You Don't Have To Be A Scientist

to wonder what is happening to our planet.  All you have to do is to be paying attention and you will see the something here and something there that is new and appears to be telling us that we might be in danger, maybe in great danger of events beyond our control.

For example,
Emerging from a winter that has had staggeringly warm Arctic temperatures, scientists monitoring the vast Greenland ice sheet announced Tuesday that it is experiencing a record-breaking level of melt for so early in the season. ...
Dramatic increases in sea level over the next few years are possible due to the melting Greenland ice.
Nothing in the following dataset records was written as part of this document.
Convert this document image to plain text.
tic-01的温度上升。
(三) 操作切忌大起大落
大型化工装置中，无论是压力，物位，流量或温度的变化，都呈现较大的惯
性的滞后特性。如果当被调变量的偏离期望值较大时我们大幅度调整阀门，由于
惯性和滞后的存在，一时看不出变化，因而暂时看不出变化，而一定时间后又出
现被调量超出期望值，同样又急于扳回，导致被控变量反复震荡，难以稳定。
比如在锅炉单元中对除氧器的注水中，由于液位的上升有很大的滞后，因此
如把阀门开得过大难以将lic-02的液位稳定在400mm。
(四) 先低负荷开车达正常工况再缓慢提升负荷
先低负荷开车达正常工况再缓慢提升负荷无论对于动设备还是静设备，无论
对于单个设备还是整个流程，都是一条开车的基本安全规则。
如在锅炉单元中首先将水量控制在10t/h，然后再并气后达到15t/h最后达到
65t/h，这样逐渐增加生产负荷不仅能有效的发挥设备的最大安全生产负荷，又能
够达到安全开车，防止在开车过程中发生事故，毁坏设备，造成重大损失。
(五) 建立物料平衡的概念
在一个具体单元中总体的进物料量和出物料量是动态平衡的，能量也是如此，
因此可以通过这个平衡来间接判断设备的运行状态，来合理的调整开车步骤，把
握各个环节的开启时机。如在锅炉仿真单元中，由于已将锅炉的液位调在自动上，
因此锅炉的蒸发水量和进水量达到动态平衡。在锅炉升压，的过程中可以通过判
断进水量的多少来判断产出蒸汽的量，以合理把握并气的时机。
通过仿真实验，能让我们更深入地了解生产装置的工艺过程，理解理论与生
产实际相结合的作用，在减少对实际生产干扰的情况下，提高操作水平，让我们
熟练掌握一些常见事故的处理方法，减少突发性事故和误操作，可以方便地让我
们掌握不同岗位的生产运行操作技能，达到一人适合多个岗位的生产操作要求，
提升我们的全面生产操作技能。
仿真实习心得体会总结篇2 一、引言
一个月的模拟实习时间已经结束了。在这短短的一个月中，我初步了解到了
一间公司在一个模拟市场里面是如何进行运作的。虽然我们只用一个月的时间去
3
And this is having another impact on our planet.  The North Pole which has been slowly moving towards Canada has been diverted by the loss of mass from melting Greenland ice towards England, specifically along the Greenwich Meridian.


And wildfires:  Once Confined to a Season, Burn Earlier and Longer:
The first Alaska wildfire of 2016 broke out in late February, followed by a second there just eight days later.
New Mexico has had 140 fires this year, double the number in the same period last year, fueled by one of the warmest, driest winters on record.
And on the border of Arizona and California this month, helicopters dumped water on flames so intense that they jumped the Colorado River, forcing the evacuation of two recreational vehicle parks. 
Fires, once largely confined to a single season, have become a continual threat in some places, burning earlier and later in the year, in the United States and abroad. They have ignited in the West during the winter and well into the fall, have arrived earlier than ever in Canada and have burned without interruption in Australia for almost 12 months.

And our oceans:  The Largest Coral Atoll In The World Lost 80 Percent Of Its Coral To Bleaching:
[R]eefs that have grown up over centuries can die in a matter of weeks.
“This is a huge, looming planetary crisis, and we are sticking our heads in the sand about it,” Justin Marshall, a coral researcher at the University of Queensland, recently told the New York Times. Since coral reefs are often out of sight, their destruction can also — unfortunately — be out of mind.


And in Africa, the best efforts can be dashed to the ground.  
The power generated from the Kariba — one of the world’s largest hydroelectric dams, in one of the world’s largest artificial lakes — contributed to Zambia’s political stability and helped turn its economy into one of the fastest growing on the continent.
But today, as a severe drought magnified by climate change has cut water levels to record lows, the Kariba is generating so little juice that blackouts have crippled the nation’s already hurting businesses. After a decade of being heralded as a vanguard of African growth, Zambia, in a quick, mortifying letdown, is now struggling to pay its own civil servants and has reached out to the International Monetary Fund for help.

Unless or until the world finally decides what all of us need to attend to, the consequences of global warming, these kinds of things are just going to keep happening,  More than just happening, they'll be more frequent, and more devastating.